Deforestation-related debates in Indonesia have been going on for quite some time, and some experts point to the diversity of spatial data and definitions as one of the main causes.
World Resources Institute (WRI) Indonesia Climate and Forests Senior Manager Arif Wijaya said that each party has been using different data on forest and deforestation coverage, as well as different satellite image classification methods.
SPOT, LANDSAT, ASTER, IKONOS, and QUICKBIRD satellites can be used to have visual imagery of Earth.
Wijaya also pointed out that there are still problems with defining forests in Indonesia. The definition, according to the law and the Ministry of Environment and Forestry, is considered to be ambiguous.
“According to WRI, forests are natural areas that have not been converted. The deforestation process must have happened first before the forests disappear and replaced by HTI,” he said in a public discussion at the WRI office.
The ambiguity of the definition, according to Wijaya, is an obstacle in mapping the level of deforestation in Indonesia. He hopes that in the future, technological advances can create open data and support the ability to view these data in real time will facilitate mapping of deforestation.
Greenpeace Indonesia’s representative, Arie Rompas, also emphasized the importance of spatial data or Geographic Information System (GIS) data openness for the general public.
“Yes, it is important as the public can help monitor deforestation, illegal logging, and others,” said Rompas.
Greenpeace Indonesia is trying to make this happen, Rompas said, but the process was hampered by various policies.
“We are trying, but procedurally our requests have not met with the government,” he said.
“For example, the Geospatial Law from KLHK (Ministry of Environment and Forestry) is still difficult, because the government is afraid of the unfair business competition risk,” Rompas said, adding that factors of data misuse and restrictions on public access need further study.

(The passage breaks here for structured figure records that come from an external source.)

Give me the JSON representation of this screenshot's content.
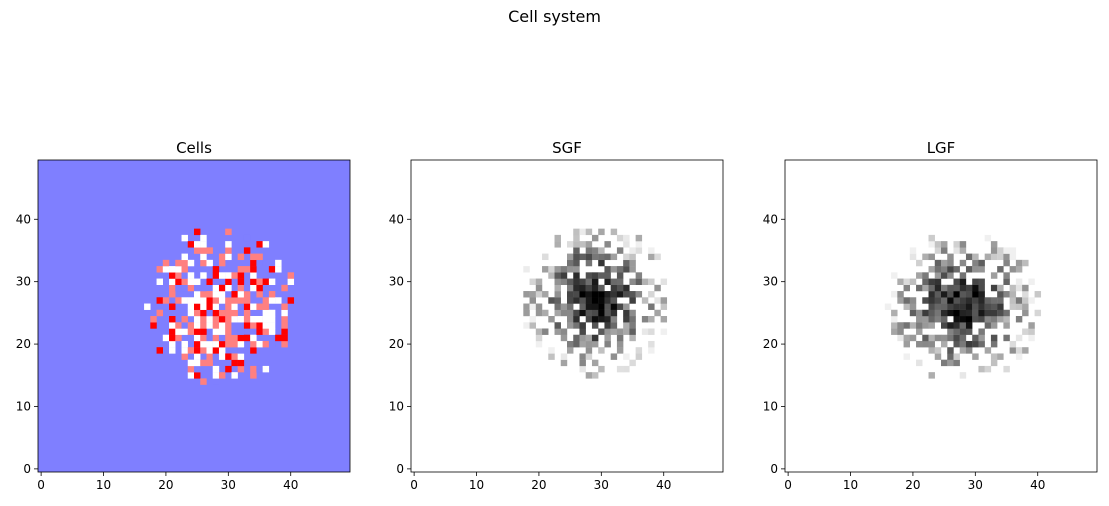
{
  "figure": {
    "suptitle": "Cell system"
  },
  "colors": {
    "empty": "#7f7fff",
    "white": "#ffffff",
    "light_red": "#ff8080",
    "red": "#ff0000"
  },
  "chart_data": [
    {
      "type": "heatmap",
      "title": "Cells",
      "colormap": "bwr",
      "background_value": 0,
      "grid_size": [
        50,
        50
      ],
      "xlim": [
        -0.5,
        49.5
      ],
      "ylim": [
        -0.5,
        49.5
      ],
      "origin": "lower",
      "xticks": [
        0,
        10,
        20,
        30,
        40
      ],
      "yticks": [
        0,
        10,
        20,
        30,
        40
      ],
      "cluster_center": [
        29,
        26
      ],
      "cluster_extent": {
        "x": [
          17,
          40
        ],
        "y": [
          13,
          38
        ]
      },
      "states": [
        "empty",
        "white",
        "light_red",
        "red"
      ]
    },
    {
      "type": "heatmap",
      "title": "SGF",
      "colormap": "Greys",
      "grid_size": [
        50,
        50
      ],
      "xlim": [
        -0.5,
        49.5
      ],
      "ylim": [
        -0.5,
        49.5
      ],
      "origin": "lower",
      "xticks": [
        0,
        10,
        20,
        30,
        40
      ],
      "yticks": [
        0,
        10,
        20,
        30,
        40
      ],
      "cluster_center": [
        29,
        27
      ],
      "cluster_extent": {
        "x": [
          17,
          40
        ],
        "y": [
          14,
          38
        ]
      }
    },
    {
      "type": "heatmap",
      "title": "LGF",
      "colormap": "Greys",
      "grid_size": [
        50,
        50
      ],
      "xlim": [
        -0.5,
        49.5
      ],
      "ylim": [
        -0.5,
        49.5
      ],
      "origin": "lower",
      "xticks": [
        0,
        10,
        20,
        30,
        40
      ],
      "yticks": [
        0,
        10,
        20,
        30,
        40
      ],
      "cluster_center": [
        28,
        26
      ],
      "cluster_extent": {
        "x": [
          16,
          40
        ],
        "y": [
          14,
          37
        ]
      }
    }
  ]
}
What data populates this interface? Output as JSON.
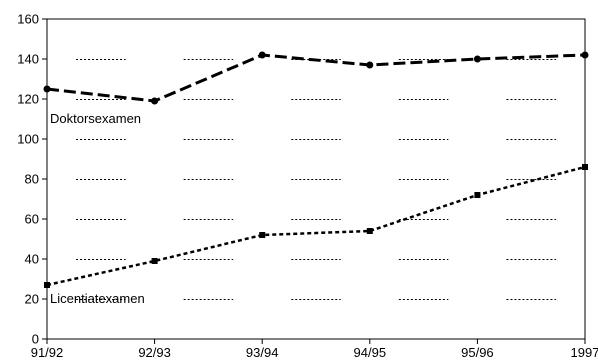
{
  "chart_data": {
    "type": "line",
    "x_categories": [
      "91/92",
      "92/93",
      "93/94",
      "94/95",
      "95/96",
      "1997"
    ],
    "ylim": [
      0,
      160
    ],
    "y_ticks": [
      0,
      20,
      40,
      60,
      80,
      100,
      120,
      140,
      160
    ],
    "grid": "horizontal dashed",
    "series": [
      {
        "name": "Doktorsexamen",
        "line_style": "long-dash",
        "points": [
          {
            "x": "91/92",
            "y": 125
          },
          {
            "x": "92/93",
            "y": 119
          },
          {
            "x": "93/94",
            "y": 142
          },
          {
            "x": "94/95",
            "y": 137
          },
          {
            "x": "95/96",
            "y": 140
          },
          {
            "x": "1997",
            "y": 142
          }
        ]
      },
      {
        "name": "Licentiatexamen",
        "line_style": "short-dash",
        "points": [
          {
            "x": "91/92",
            "y": 27
          },
          {
            "x": "92/93",
            "y": 39
          },
          {
            "x": "93/94",
            "y": 52
          },
          {
            "x": "94/95",
            "y": 54
          },
          {
            "x": "95/96",
            "y": 72
          },
          {
            "x": "1997",
            "y": 86
          }
        ]
      }
    ]
  }
}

Rompas believes that the process by Greenpeace is supported by the government. “The basic government as a state organizer must provide these data to the wider community, the role of civilians here is to monitor and strengthen the government itself, so not to blame each other,” he said.
“Journalists “turn on” the data and look for factual causes so that the public can read the data like reading stories,” said Widyanto, who was once a member of the Supervisory Board of the Society of Indonesian Environmental Journalist (SIEJ).
Widyanto also explained the irony of environmental issues in Indonesia, that is, the lack of attention of the young generation to this issue. “Yes, environment issues are still considered minor issues in Indonesia. Take a look at how many media which have special environmental columns. Just a few, right? It can be seen from there,” he said.
Currently, WRI Indonesia is developing spatial data that can be accessed by anyone through the Global Forest Watch internet page, an interactive platform to monitor and receive warnings about what happens in the forest directly whose data comes from WRI itself.
Through this platform, it is expected that there will be an increase in active participation, awareness, and knowledge of the community about the environment, especially among the young generation of Indonesia.